Relation between tissue structure and imposed electrical current flow in cervical neoplasia

Abstract

Background: When an electrical potential is applied to human tissue, the pattern of the resulting current flow is determined by the shapes, arrangements, and internal structure of the tissue cells. By measurement of the electrical current patterns over a range of frequencies, and use of an inverse modelling procedure, electrical variables describing the tissue structure can be calculated. We used this method to develop a screening technique for the detection of cervical precancers.

Methods: We used a pencil probe (diameter 5 mm) to measure electrical impedance spectra from eight points on the cervix in 124 women with abnormal cervical smears. Variables that should be sensitive to the expected tissue changes were calculated. These were compared with the colposcopic results.

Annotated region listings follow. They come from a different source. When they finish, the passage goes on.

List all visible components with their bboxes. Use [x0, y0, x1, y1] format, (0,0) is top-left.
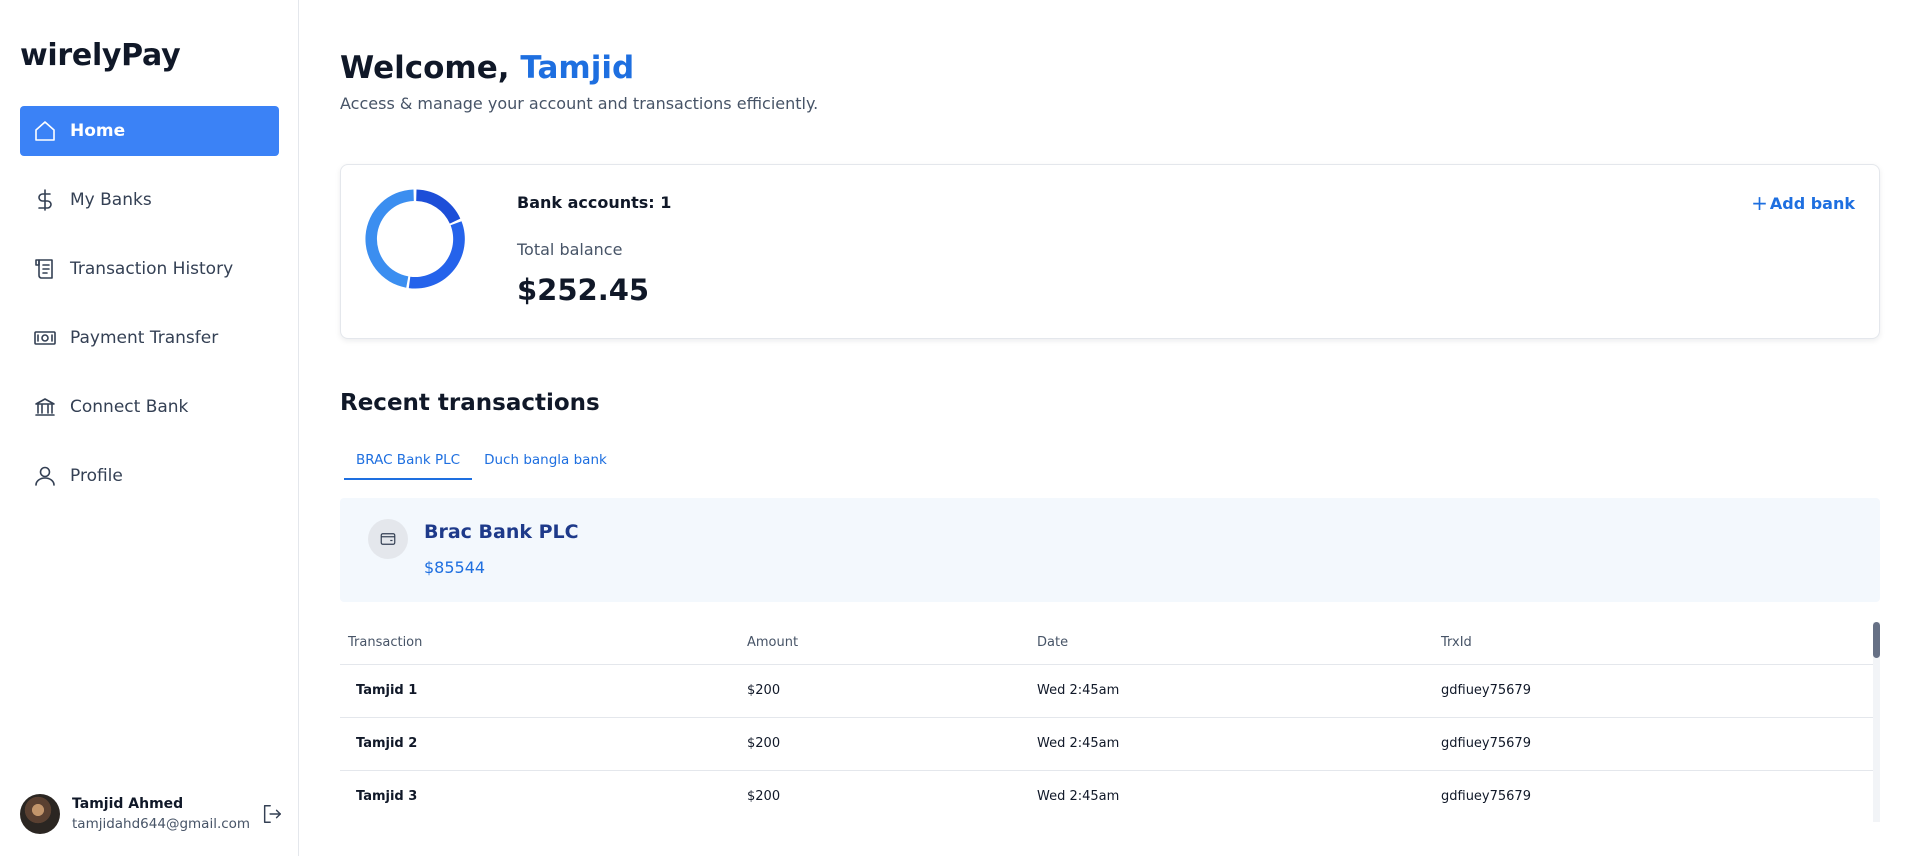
sidebar-nav: Home My Banks Transaction History Paymen… — [20, 106, 279, 520]
logout-button[interactable] — [259, 801, 285, 827]
table-header-row: Transaction Amount Date TrxId — [340, 622, 1873, 665]
user-info: Tamjid Ahmed tamjidahd644@gmail.com — [72, 796, 259, 832]
transaction-id: gdfiuey75679 — [1433, 770, 1873, 822]
welcome-text: Welcome, — [340, 50, 510, 86]
balance-donut-chart — [365, 189, 465, 289]
table-scrollbar[interactable] — [1873, 622, 1880, 822]
app-logo[interactable]: wirelyPay — [20, 38, 181, 73]
column-header-date[interactable]: Date — [1029, 622, 1433, 665]
transaction-amount: $200 — [739, 770, 1029, 822]
plus-icon: + — [1751, 191, 1768, 215]
avatar[interactable] — [20, 794, 60, 834]
sidebar-item-label: Payment Transfer — [70, 328, 219, 348]
tab-duch-bangla-bank[interactable]: Duch bangla bank — [472, 444, 619, 480]
sidebar-item-home[interactable]: Home — [20, 106, 279, 156]
transaction-amount: $200 — [739, 717, 1029, 771]
sidebar-item-label: My Banks — [70, 190, 152, 210]
sidebar-item-label: Connect Bank — [70, 397, 189, 417]
bank-accounts-count: Bank accounts: 1 — [517, 193, 672, 212]
user-name: Tamjid Ahmed — [72, 796, 184, 812]
money-icon — [32, 325, 58, 351]
sidebar-item-label: Profile — [70, 466, 123, 486]
donut-segment-dark — [416, 189, 461, 224]
sidebar-item-profile[interactable]: Profile — [20, 451, 279, 501]
transaction-date: Wed 2:45am — [1029, 770, 1433, 822]
sidebar-item-my-banks[interactable]: My Banks — [20, 175, 279, 225]
transaction-amount: $200 — [739, 664, 1029, 718]
transaction-date: Wed 2:45am — [1029, 664, 1433, 718]
donut-segment-medium — [408, 221, 465, 289]
transaction-id: gdfiuey75679 — [1433, 664, 1873, 718]
bank-name: Brac Bank PLC — [424, 521, 579, 543]
bank-balance: $85544 — [424, 558, 486, 577]
table-row[interactable]: Tamjid 1 $200 Wed 2:45am gdfiuey75679 — [340, 664, 1873, 718]
sidebar-item-connect-bank[interactable]: Connect Bank — [20, 382, 279, 432]
total-balance-card: Bank accounts: 1 Total balance $252.45 +… — [340, 164, 1880, 339]
home-icon — [32, 118, 58, 144]
welcome-user-name: Tamjid — [520, 50, 635, 86]
total-balance-label: Total balance — [517, 240, 623, 259]
page-title: Welcome, Tamjid — [340, 50, 634, 86]
page-subtitle: Access & manage your account and transac… — [340, 94, 819, 113]
logout-icon — [263, 805, 281, 823]
sidebar-item-label: Transaction History — [70, 259, 234, 279]
donut-segment-light — [365, 189, 414, 288]
wallet-icon — [368, 519, 408, 559]
transactions-table-container: Transaction Amount Date TrxId Tamjid 1 $… — [340, 622, 1880, 822]
user-icon — [32, 463, 58, 489]
column-header-amount[interactable]: Amount — [739, 622, 1029, 665]
tab-brac-bank[interactable]: BRAC Bank PLC — [344, 444, 473, 480]
recent-transactions-title: Recent transactions — [340, 390, 600, 416]
transaction-name: Tamjid 2 — [340, 717, 739, 771]
scrollbar-thumb[interactable] — [1873, 622, 1880, 658]
transaction-name: Tamjid 3 — [340, 770, 739, 822]
table-row[interactable]: Tamjid 2 $200 Wed 2:45am gdfiuey75679 — [340, 717, 1873, 771]
dollar-icon — [32, 187, 58, 213]
transaction-name: Tamjid 1 — [340, 664, 739, 718]
bank-info-panel: Brac Bank PLC $85544 — [340, 498, 1880, 602]
add-bank-label: Add bank — [1769, 193, 1855, 213]
table-row[interactable]: Tamjid 3 $200 Wed 2:45am gdfiuey75679 — [340, 770, 1873, 822]
transactions-table: Transaction Amount Date TrxId Tamjid 1 $… — [340, 622, 1873, 822]
add-bank-button[interactable]: + Add bank — [1751, 191, 1855, 215]
sidebar: wirelyPay Home My Banks Transaction Hist… — [0, 0, 299, 856]
total-balance-amount: $252.45 — [517, 273, 650, 307]
bank-icon — [32, 394, 58, 420]
sidebar-item-transaction-history[interactable]: Transaction History — [20, 244, 279, 294]
user-email: tamjidahd644@gmail.com — [72, 816, 251, 832]
transaction-id: gdfiuey75679 — [1433, 717, 1873, 771]
transaction-date: Wed 2:45am — [1029, 717, 1433, 771]
column-header-trxid[interactable]: TrxId — [1433, 622, 1873, 665]
sidebar-item-label: Home — [70, 121, 126, 141]
column-header-transaction[interactable]: Transaction — [340, 622, 739, 665]
user-card: Tamjid Ahmed tamjidahd644@gmail.com — [20, 792, 285, 836]
receipt-icon — [32, 256, 58, 282]
bank-tabs: BRAC Bank PLC Duch bangla bank — [344, 444, 619, 480]
sidebar-item-payment-transfer[interactable]: Payment Transfer — [20, 313, 279, 363]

Findings: The measured electrical impedance changes were those predicted on the basis of the expected tissue structures. Measurements made on normal squamous tissues were well separated from those made on precancerous tissues. We constructed receiver-operating-characteristic curves, comparing measurements made on normal tissue and that showing cervical intraepithelial neoplasia grade 2/3; the area under the curve was 0.951. These groups of women could be separated with a sensitivity of 0.92 and a specificity of 0.92.

Interpretation: Characteristics of the electrical impedance spectra of tissues can be explained by changes in cell arrangements (layering) and in the size of the nuclei. This relation opens the way to deriving tissue structure from electrical impedance spectral measurements. We show that this approach can be used to give good separation of normal and precancerous cervical tissues.